Trying to connect a computer to a panasonic projector. I have a monoprice 50 ft vga vga cable but the colors are very washed out. Lots of blues not much red. Just not a good picture. When I connect the computer with the 6 ft cable (sitting on a ladder under the projector) everything works fine. Would seem that the inexpensive cable causes this. Is it possible to buy an amplifier of some kind? Should I buy a better cable? Where? How much should a cable cost that would fix this problem. I see Monster cables in the stores but their web site had no long cables. Could someone recommend a good source?


----------



## Anthony

www.bluejeanscable.com

They have very good quality stuff. 50' is probably approaching the limit for VGA, though. It's not just the cable, it's also the graphic's card ability to drive through the extra resistance. If the graphics card has a pretty low signal to begin with, the extra length just kills the rest of it.


----------



## Mike P.

There are VGA Video Extenders. I have not used one myself and can not say how well they work. Do a search to see if there are any reviews on them.

http://www.kvms.com/section/vga-video-extender.aspx


----------



## pdean

many thanks, good info. I ordered a cable and should have it in a day or two. If that doesn't work, then I'll try the extender.


----------



## drf

I have run 27 metres (88 ft.) of VGA cable without any noticable loss of Pic quality. The setup is a bogstock HP lappy and a Benq projector.


----------



## pdean

Thanks, my new 50 ft cable came and it works fine. I have a intermittent fault with my inexpensive 30 ft HDMI cable that is installed inside the wall. I think next time I will choose the best cables I can find. The problem finding and fixing is very stressful. I don't quite know how I'll replace the cable yet. Is there a wireless solution for HDMI?


----------



## Anthony

If the in-wall hdmi was installed in conduit, it might be very easy to replace. If you remove the termination plate, you should be able to look up there with a flashlight and see. The conduit is usually a blue or orange corrugated tube.

You don't have to go nuts to get good quality cables. The stuff from Blue Jeans Cable, or even Monoprice and Parts Express are really good for the money.

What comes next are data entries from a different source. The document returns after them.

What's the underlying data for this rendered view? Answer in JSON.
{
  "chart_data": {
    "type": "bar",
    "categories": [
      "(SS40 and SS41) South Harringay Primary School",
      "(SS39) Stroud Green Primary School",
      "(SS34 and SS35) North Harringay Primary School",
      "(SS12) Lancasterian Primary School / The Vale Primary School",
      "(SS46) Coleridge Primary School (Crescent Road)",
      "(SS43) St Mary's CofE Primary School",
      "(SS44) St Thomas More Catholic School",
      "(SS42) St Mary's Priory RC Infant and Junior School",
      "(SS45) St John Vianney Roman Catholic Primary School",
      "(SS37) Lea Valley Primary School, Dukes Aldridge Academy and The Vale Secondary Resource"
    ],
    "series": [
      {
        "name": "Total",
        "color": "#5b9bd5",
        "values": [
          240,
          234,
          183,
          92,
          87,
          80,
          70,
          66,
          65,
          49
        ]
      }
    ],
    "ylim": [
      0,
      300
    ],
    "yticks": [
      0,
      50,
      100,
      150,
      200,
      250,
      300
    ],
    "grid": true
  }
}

Also, another thing to try is a 4:1 hdmi selector. They usually boost the signal and can overcome some weak signal problems (to a point anyways). They are $30 or so and might be worth a shot before trying to replace the in wall wire.

Good luck.


----------



## tbase1

I have a high end extron video amp for sale if you still have the same setup.


----------



## pdean

Thanks, I think I'll try to replace the cable first and hope that fixed the problem


----------